Blog

News, Technik, Entwicklung, Tutorials & mehr!

Bewertung: 5 / 5

Stern aktivStern aktivStern aktivStern aktivStern aktiv

Der nachfolgende Blogbeitrag soll den Einstieg in die DevOps Welt mit Amazon Web Services vereinfachen. Wir werden alle notwendigen Schritte anhand von Screenshots in der AWS Konsole durchgehen und eine Pipeline mit AWS CodePipeline aufbauen. Die Pipeline soll mit einem GitHub Repostiory beginnen, mit CodeBuild gebuildet werden und über CodeDeploy im Echtbetrieb in einer Elastic Beanstalk Umgebung enden.
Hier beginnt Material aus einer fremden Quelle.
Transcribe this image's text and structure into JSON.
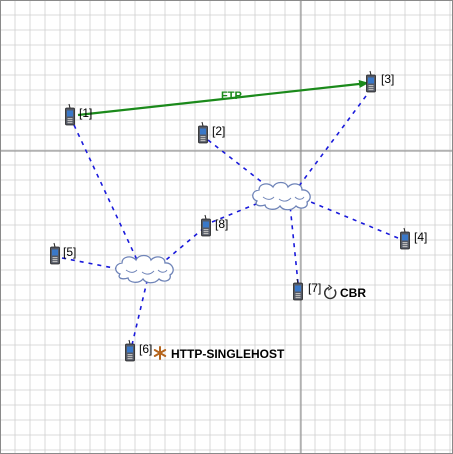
{
  "nodes": [
    {
      "id": "1",
      "label": "[1]"
    },
    {
      "id": "2",
      "label": "[2]"
    },
    {
      "id": "3",
      "label": "[3]"
    },
    {
      "id": "4",
      "label": "[4]"
    },
    {
      "id": "5",
      "label": "[5]"
    },
    {
      "id": "6",
      "label": "[6]"
    },
    {
      "id": "7",
      "label": "[7]"
    },
    {
      "id": "8",
      "label": "[8]"
    }
  ],
  "flow": {
    "label": "FTP",
    "from": "1",
    "to": "3",
    "color": "#1b8a1b"
  },
  "applications": [
    {
      "node": "7",
      "label": "CBR",
      "icon": "refresh-icon"
    },
    {
      "node": "6",
      "label": "HTTP-SINGLEHOST",
      "icon": "asterisk-icon",
      "icon_color": "#b5651d"
    }
  ],
  "colors": {
    "grid_minor": "#cfcfcf",
    "grid_major": "#8a8a8a",
    "link": "#1a1adb",
    "cloud": "#6f84b8"
  }
}
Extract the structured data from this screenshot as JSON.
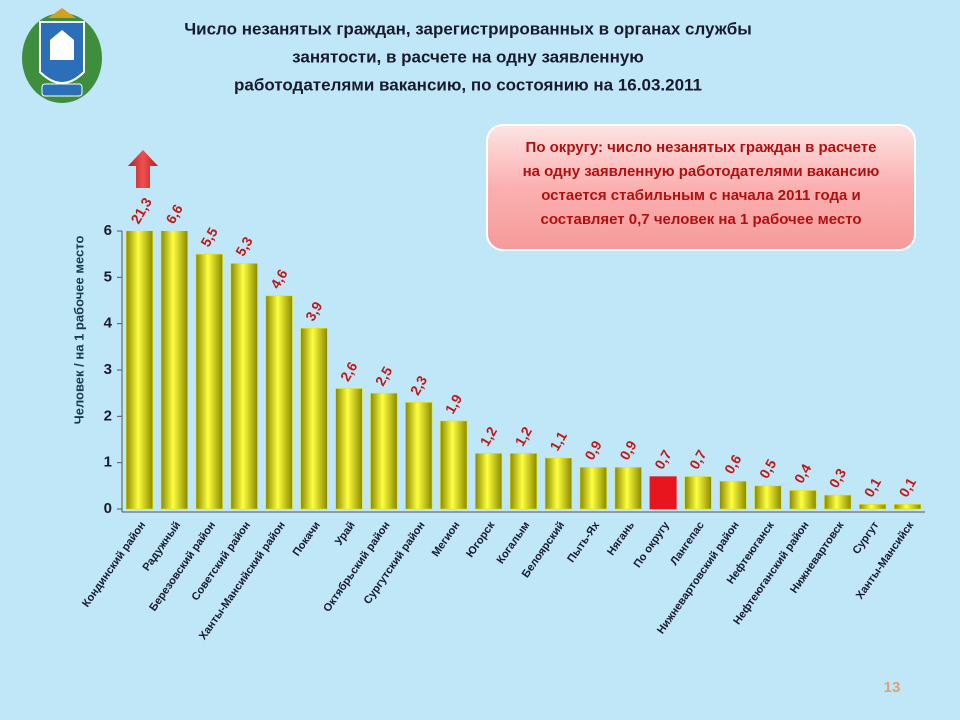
{
  "chart_data": {
    "type": "bar",
    "title": [
      "Число незанятых граждан, зарегистрированных в органах службы",
      "занятости, в расчете на одну заявленную",
      "работодателями вакансию, по состоянию на 16.03.2011"
    ],
    "callout": [
      "По округу: число незанятых граждан в расчете",
      "на одну заявленную работодателями вакансию",
      "остается стабильным с начала 2011 года и",
      "составляет 0,7 человек на 1 рабочее место"
    ],
    "ylabel": "Человек / на 1 рабочее место",
    "page_number": "13",
    "categories": [
      "Кондинский район",
      "Радужный",
      "Березовский район",
      "Советский район",
      "Ханты-Мансийский район",
      "Покачи",
      "Урай",
      "Октябрьский район",
      "Сургутский район",
      "Мегион",
      "Югорск",
      "Когалым",
      "Белоярский",
      "Пыть-Ях",
      "Нягань",
      "По округу",
      "Лангепас",
      "Нижневартовский район",
      "Нефтеюганск",
      "Нефтеюганский район",
      "Нижневартовск",
      "Сургут",
      "Ханты-Мансийск"
    ],
    "values": [
      21.3,
      6.6,
      5.5,
      5.3,
      4.6,
      3.9,
      2.6,
      2.5,
      2.3,
      1.9,
      1.2,
      1.2,
      1.1,
      0.9,
      0.9,
      0.7,
      0.7,
      0.6,
      0.5,
      0.4,
      0.3,
      0.1,
      0.1
    ],
    "value_labels": [
      "21,3",
      "6,6",
      "5,5",
      "5,3",
      "4,6",
      "3,9",
      "2,6",
      "2,5",
      "2,3",
      "1,9",
      "1,2",
      "1,2",
      "1,1",
      "0,9",
      "0,9",
      "0,7",
      "0,7",
      "0,6",
      "0,5",
      "0,4",
      "0,3",
      "0,1",
      "0,1"
    ],
    "colors": [
      "#e6e600",
      "#e6e600",
      "#e6e600",
      "#e6e600",
      "#e6e600",
      "#e6e600",
      "#e6e600",
      "#e6e600",
      "#e6e600",
      "#e6e600",
      "#e6e600",
      "#e6e600",
      "#e6e600",
      "#e6e600",
      "#e6e600",
      "#e8141e",
      "#e6e600",
      "#e6e600",
      "#e6e600",
      "#e6e600",
      "#e6e600",
      "#e6e600",
      "#e6e600"
    ],
    "ylim": [
      0,
      6
    ],
    "yticks": [
      0,
      1,
      2,
      3,
      4,
      5,
      6
    ],
    "grid": false
  }
}
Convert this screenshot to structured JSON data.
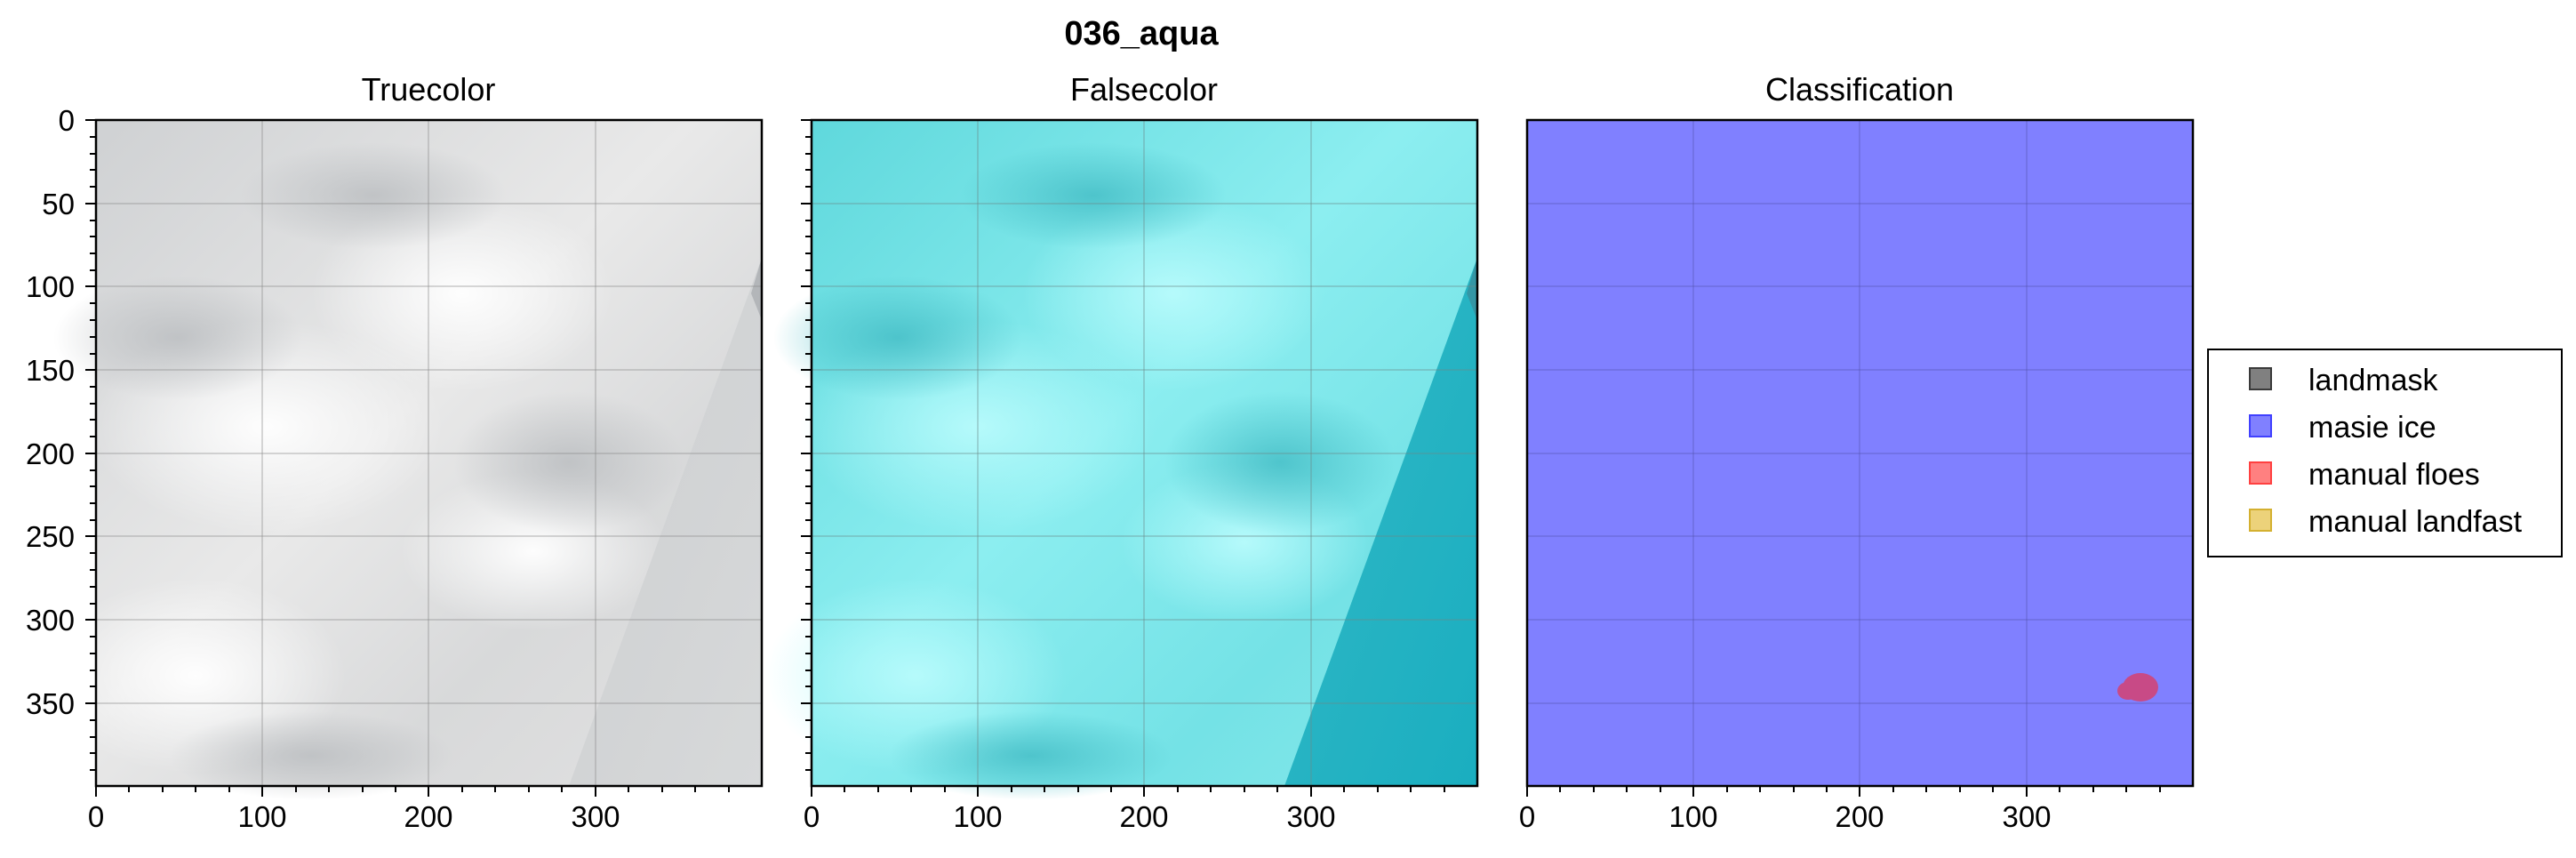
{
  "figure": {
    "suptitle": "036_aqua",
    "colors": {
      "landmask": "#808080",
      "masie_ice": "#8080ff",
      "manual_floes": "#ff8080",
      "manual_landfast": "#ecd27a",
      "floe_blob": "#c84a86"
    }
  },
  "panels": [
    {
      "title": "Truecolor",
      "kind": "truecolor"
    },
    {
      "title": "Falsecolor",
      "kind": "falsecolor"
    },
    {
      "title": "Classification",
      "kind": "classification"
    }
  ],
  "axes": {
    "x_ticks": [
      "0",
      "100",
      "200",
      "300"
    ],
    "y_ticks": [
      "0",
      "50",
      "100",
      "150",
      "200",
      "250",
      "300",
      "350"
    ],
    "xlim": [
      0,
      400
    ],
    "ylim": [
      400,
      0
    ],
    "grid": true
  },
  "legend": {
    "placement": "right",
    "items": [
      {
        "label": "landmask",
        "color": "#808080"
      },
      {
        "label": "masie ice",
        "color": "#8080ff"
      },
      {
        "label": "manual floes",
        "color": "#ff8080"
      },
      {
        "label": "manual landfast",
        "color": "#ecd27a"
      }
    ]
  }
}
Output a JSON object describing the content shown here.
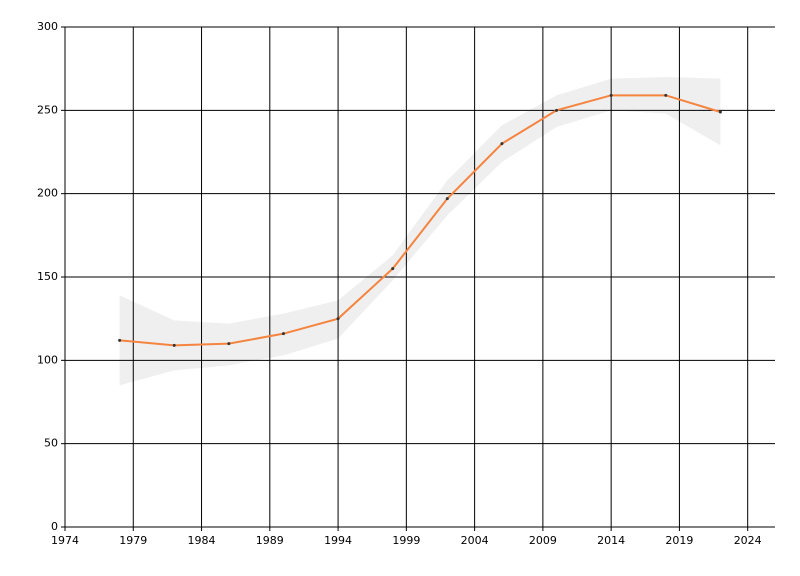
{
  "chart_data": {
    "type": "line",
    "x": [
      1978,
      1982,
      1986,
      1990,
      1994,
      1998,
      2002,
      2006,
      2010,
      2014,
      2018,
      2022
    ],
    "series": [
      {
        "color": "#f4843f",
        "values": [
          112,
          109,
          110,
          116,
          125,
          155,
          197,
          230,
          250,
          259,
          259,
          249
        ]
      }
    ],
    "band": {
      "color": "#efefef",
      "upper": [
        139,
        124,
        122,
        128,
        136,
        163,
        208,
        241,
        259,
        269,
        270,
        269
      ],
      "lower": [
        85,
        94,
        97,
        103,
        113,
        148,
        187,
        219,
        240,
        250,
        248,
        229
      ]
    },
    "xlim": [
      1974,
      2026
    ],
    "xticks": [
      1974,
      1979,
      1984,
      1989,
      1994,
      1999,
      2004,
      2009,
      2014,
      2019,
      2024
    ],
    "ylim": [
      0,
      300
    ],
    "yticks": [
      0,
      50,
      100,
      150,
      200,
      250,
      300
    ],
    "grid": true
  }
}
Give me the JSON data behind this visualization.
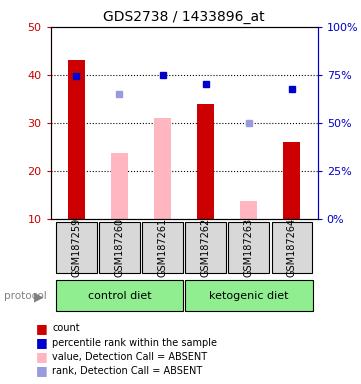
{
  "title": "GDS2738 / 1433896_at",
  "samples": [
    "GSM187259",
    "GSM187260",
    "GSM187261",
    "GSM187262",
    "GSM187263",
    "GSM187264"
  ],
  "red_bars": [
    43.2,
    null,
    null,
    34.0,
    null,
    26.0
  ],
  "pink_bars": [
    null,
    23.8,
    31.0,
    null,
    13.8,
    null
  ],
  "blue_dots": [
    39.8,
    null,
    40.0,
    38.0,
    null,
    37.0
  ],
  "lightblue_dots": [
    null,
    36.0,
    null,
    null,
    30.0,
    null
  ],
  "ylim_left": [
    10,
    50
  ],
  "ylim_right": [
    0,
    100
  ],
  "y_ticks_left": [
    10,
    20,
    30,
    40,
    50
  ],
  "y_ticks_right": [
    0,
    25,
    50,
    75,
    100
  ],
  "group_color": "#90EE90",
  "red_color": "#CC0000",
  "pink_color": "#FFB6C1",
  "blue_color": "#0000CD",
  "lightblue_color": "#9999DD",
  "legend": [
    {
      "label": "count",
      "color": "#CC0000"
    },
    {
      "label": "percentile rank within the sample",
      "color": "#0000CD"
    },
    {
      "label": "value, Detection Call = ABSENT",
      "color": "#FFB6C1"
    },
    {
      "label": "rank, Detection Call = ABSENT",
      "color": "#9999DD"
    }
  ]
}
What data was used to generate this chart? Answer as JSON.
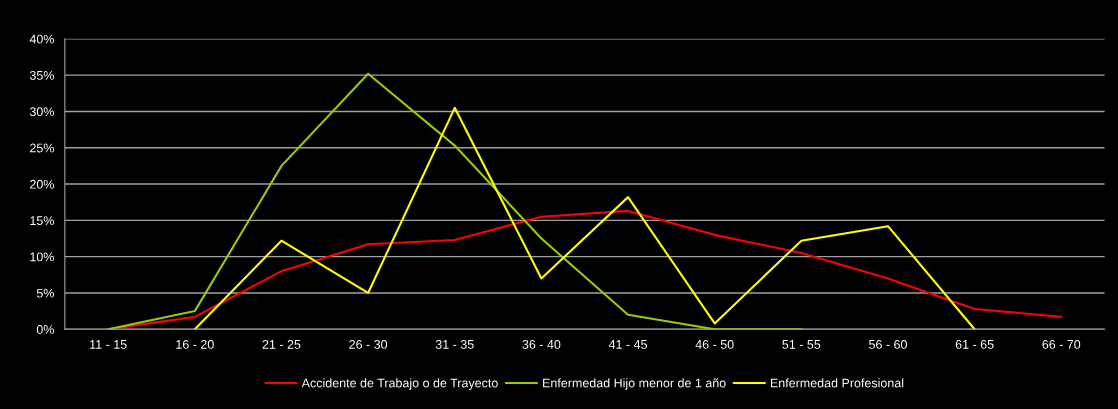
{
  "chart_data": {
    "type": "line",
    "categories": [
      "11 - 15",
      "16 - 20",
      "21 - 25",
      "26 - 30",
      "31 - 35",
      "36 - 40",
      "41 - 45",
      "46 - 50",
      "51 - 55",
      "56 - 60",
      "61 - 65",
      "66 - 70"
    ],
    "series": [
      {
        "name": "Accidente de Trabajo o de Trayecto",
        "color": "#ff0000",
        "values": [
          0,
          1.7,
          8,
          11.7,
          12.3,
          15.5,
          16.3,
          13,
          10.5,
          7,
          2.8,
          1.7
        ]
      },
      {
        "name": "Enfermedad Hijo menor de 1 año",
        "color": "#99cc00",
        "values": [
          0,
          2.5,
          22.5,
          35.2,
          25.3,
          12.5,
          2,
          0,
          0,
          null,
          null,
          null
        ]
      },
      {
        "name": "Enfermedad Profesional",
        "color": "#ffff00",
        "values": [
          null,
          0,
          12.2,
          5,
          30.5,
          7,
          18.2,
          0.8,
          12.2,
          14.2,
          0,
          null
        ]
      }
    ],
    "ylim": [
      0,
      40
    ],
    "yticks": [
      {
        "value": 0,
        "label": "0%"
      },
      {
        "value": 5,
        "label": "5%"
      },
      {
        "value": 10,
        "label": "10%"
      },
      {
        "value": 15,
        "label": "15%"
      },
      {
        "value": 20,
        "label": "20%"
      },
      {
        "value": 25,
        "label": "25%"
      },
      {
        "value": 30,
        "label": "30%"
      },
      {
        "value": 35,
        "label": "35%"
      },
      {
        "value": 40,
        "label": "40%"
      }
    ],
    "grid": "y",
    "legend": "bottom",
    "marker": "none",
    "line_style": "solid"
  }
}
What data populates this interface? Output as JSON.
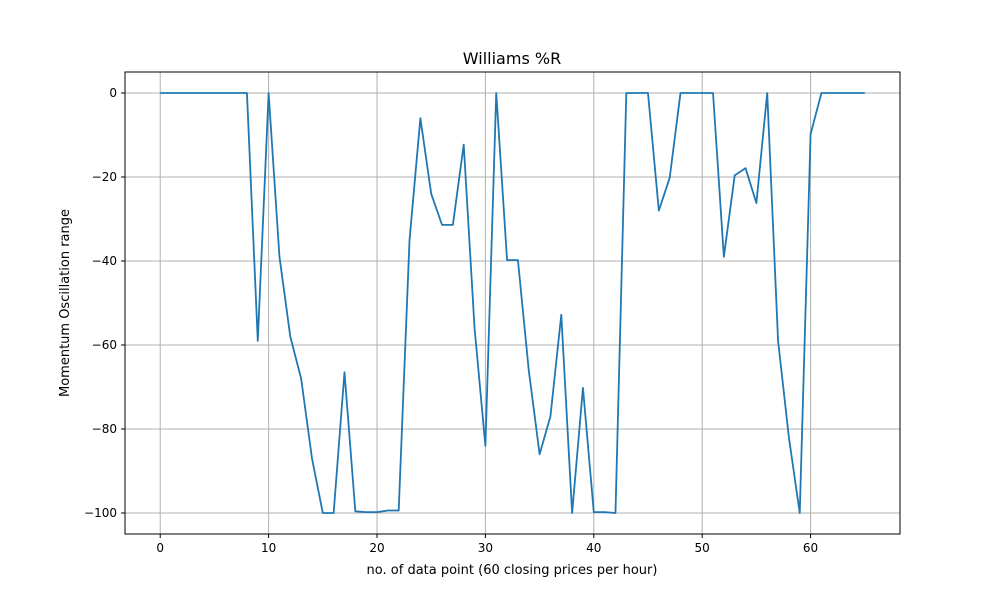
{
  "chart_data": {
    "type": "line",
    "title": "Williams %R",
    "xlabel": "no. of data point (60 closing prices per hour)",
    "ylabel": "Momentum Oscillation range",
    "xlim": [
      -3.25,
      68.25
    ],
    "ylim": [
      -105,
      5
    ],
    "xticks": [
      0,
      10,
      20,
      30,
      40,
      50,
      60
    ],
    "yticks": [
      0,
      -20,
      -40,
      -60,
      -80,
      -100
    ],
    "grid": true,
    "colors": {
      "line": "#1f77b4"
    },
    "series": [
      {
        "x": [
          0,
          1,
          2,
          3,
          4,
          5,
          6,
          7,
          8,
          9,
          10,
          11,
          12,
          13,
          14,
          15,
          16,
          17,
          18,
          19,
          20,
          21,
          22,
          23,
          24,
          25,
          26,
          27,
          28,
          29,
          30,
          31,
          32,
          33,
          34,
          35,
          36,
          37,
          38,
          39,
          40,
          41,
          42,
          43,
          44,
          45,
          46,
          47,
          48,
          49,
          50,
          51,
          52,
          53,
          54,
          55,
          56,
          57,
          58,
          59,
          60,
          61,
          62,
          63,
          64,
          65
        ],
        "values": [
          0,
          0,
          0,
          0,
          0,
          0,
          0,
          0,
          0,
          -59,
          0,
          -39,
          -58,
          -68,
          -87,
          -100,
          -100,
          -66.5,
          -99.6,
          -99.8,
          -99.8,
          -99.4,
          -99.4,
          -35,
          -6,
          -24,
          -31.4,
          -31.4,
          -12.3,
          -56,
          -84,
          0,
          -39.8,
          -39.8,
          -66,
          -86,
          -77,
          -52.8,
          -100,
          -70.2,
          -99.8,
          -99.8,
          -100,
          0,
          0,
          0,
          -28,
          -20.2,
          0,
          0,
          0,
          0,
          -39,
          -19.6,
          -17.9,
          -26.2,
          0,
          -59,
          -82,
          -100,
          -9.8,
          0,
          0,
          0,
          0,
          0
        ]
      }
    ]
  }
}
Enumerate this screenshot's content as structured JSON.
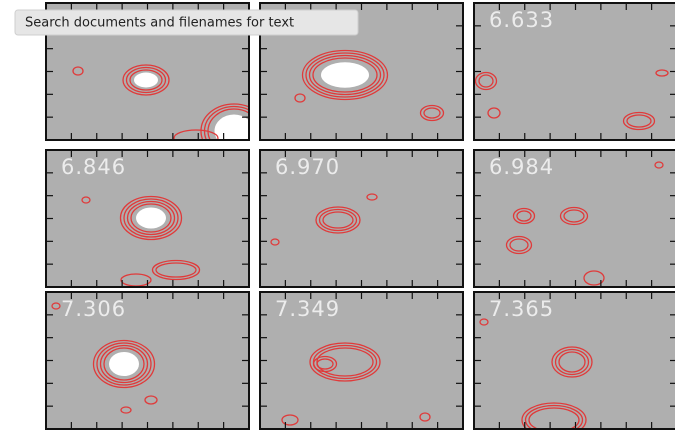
{
  "tooltip": "Search documents and filenames for text",
  "panel_labels": [
    "6.633",
    "6.846",
    "6.970",
    "6.984",
    "7.306",
    "7.349",
    "7.365"
  ]
}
Als Referenzprojekt für eine Microservice kann unser giter8 Template für akka-http oder akka-graphql verwendet werden. Bei beiden müssen allerdings kleine Änderungen vorgenommen werden. Die Pipeline soll akka Microservices, die das Buildtool sbt verwenden, in den Betrieb überführen. Für Java Server, wie Payara Micro oder Wildfly Swarm, können nur ein paar Schritte verwendet werden. Vor allem die Vorbereitung des Projektes auf GitHub unterscheidet sich von einem Scala/Java akka Projekt.


Bevor wir mit den Anpassungen unserer Dateien in unserem GitHub Repository beginnen, müssen wir zuerst ein Docker Repository anlegen. Dazu wechseln wir in die Elastic Container Service Oberfläche und klicken auf „Create Repository“. Wir vergeben hier lediglich den Namen unseres Projektes (innfactory-akka-http-ci-test) und schreiben uns die Repository URI auf. Mehr müssen wir in diesem Dienst nicht machen.

EC2 Container Registry


Als nächstes benötigen wir eine neue Datei Dockerrun.aws.json für AWS CodeDeploy. Die Werte bei Image – Name müssen entsprechend unseres ECR Repositorys angepasst werden. In diesem Beispiel pushen wir unserer Docker Container immer auf latest. Für mehrere Branches in github sind weitere Anpassungen notwendig.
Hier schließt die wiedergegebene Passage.